Key things to remember
About About this report
This report maps the solar energy market across Malaysia, Singapore, Indonesia, Vietnam, and Thailand — covering installed capacity, regulatory frameworks, competitive dynamics, capital flows, buyer demand, and market scenarios through 2030.
Any reader — investor, developer, policymaker, or analyst — seeking a clear, sourced picture of where Southeast Asia's solar opportunity sits and what shapes it.
Ren compiled and evaluated research from government energy agencies, IEA-PVPS data, regulator filings, named developer press releases, and secondary market research published between 2024 and April 2026.
Most data reflects 2025–2026; where 2024 figures are used they are labelled as such; Indonesia, Singapore, Vietnam, and Thailand country-level data is thinner than Malaysia, and confidence ratings reflect this.
Sources Sources & Methodology
Research conducted 10 Apr 2026. All statistics carry inline citation markers.
Malaysia installed solar capacity figures — IEA-PVPS: 5,777 MW cumulative by end-2025 (total including LSS, NEM, FiT) vs Statista: 1,933 MW in 2023; Solar Vision: 1.7 GW operational across 82,000 systems. The IEA-PVPS figure of 5,777 MW is used as it is the most recent, most comprehensive, and from the highest-tier source. Earlier figures likely reflect distributed/rooftop-only or older data vintage rather than total installed capacity.
Malaysia rooftop solar capacity — Energy Commission (ST) via Transition Zero: 1.72–1.75 GW as of mid-2025 vs Solar Vision: 1.47–2.03 GW range with 16% error margin. Both figures are treated as consistent given the stated error margin. The 1.72 GW figure from the Energy Commission is used as the point estimate where needed.
No confirmed Tier 1 installed capacity data available for Singapore, Indonesia, Vietnam, or Thailand for 2025–2026. Country estimates in the capacity section are based on project announcements and secondary sources. Confidence is capped at MEDIUM for all non-Malaysia capacity figures.
No named private equity fund commitments, green bond issuances, or ADB/IFC project-specific financing data was available for any of the five markets in 2025–2026. The capital flows section reflects only the BRI aggregate figure and broad infrastructure gap context.
PPA deal tables drawn from research include figures that could not be independently verified against original exchange filings or regulator disclosures. BloombergNEF is the primary source for deal pricing — a Tier 2 source. Pricing benchmarks should be treated as indicative rather than definitive.

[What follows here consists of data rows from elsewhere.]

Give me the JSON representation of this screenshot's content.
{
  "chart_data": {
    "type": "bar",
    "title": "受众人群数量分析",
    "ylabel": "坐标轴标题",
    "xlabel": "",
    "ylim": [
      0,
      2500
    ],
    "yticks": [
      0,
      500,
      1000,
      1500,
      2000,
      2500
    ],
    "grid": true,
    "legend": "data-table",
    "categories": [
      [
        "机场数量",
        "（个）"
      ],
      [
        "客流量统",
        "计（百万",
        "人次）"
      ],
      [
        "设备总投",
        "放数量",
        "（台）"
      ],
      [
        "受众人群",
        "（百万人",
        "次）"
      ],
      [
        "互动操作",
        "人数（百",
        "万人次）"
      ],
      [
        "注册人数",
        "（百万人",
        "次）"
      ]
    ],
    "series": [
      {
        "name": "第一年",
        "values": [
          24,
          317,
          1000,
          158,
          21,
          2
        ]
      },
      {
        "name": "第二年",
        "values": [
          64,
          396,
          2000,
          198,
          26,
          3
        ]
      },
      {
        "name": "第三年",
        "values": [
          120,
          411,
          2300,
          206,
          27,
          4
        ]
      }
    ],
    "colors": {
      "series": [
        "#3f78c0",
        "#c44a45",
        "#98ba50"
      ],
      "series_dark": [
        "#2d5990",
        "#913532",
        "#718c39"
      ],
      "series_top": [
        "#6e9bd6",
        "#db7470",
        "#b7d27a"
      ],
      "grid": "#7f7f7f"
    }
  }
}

Commercial rooftop market share data across all five countries is entirely absent from available sources. No Tier 1 or Tier 2 source provides ranked developer market shares for the rooftop segment.
Fewer than two Tier 1 sources corroborate market data for Singapore, Indonesia, Vietnam, and Thailand specifically. Confidence ratings for those country sections are capped at MEDIUM accordingly.
Regulatory details for Indonesia, Vietnam, and Thailand are based on secondary research and government announcements rather than official regulatory texts reviewed directly. Specific tariff rates and net metering rules should be verified against the relevant ministry or regulator before being relied upon for investment decisions.
This report is produced for informational purposes only. It does not constitute financial, legal, or investment advice. All data is sourced from publicly available information as at the date of research. Renatus Ventures makes no representations as to the completeness or accuracy of third-party data.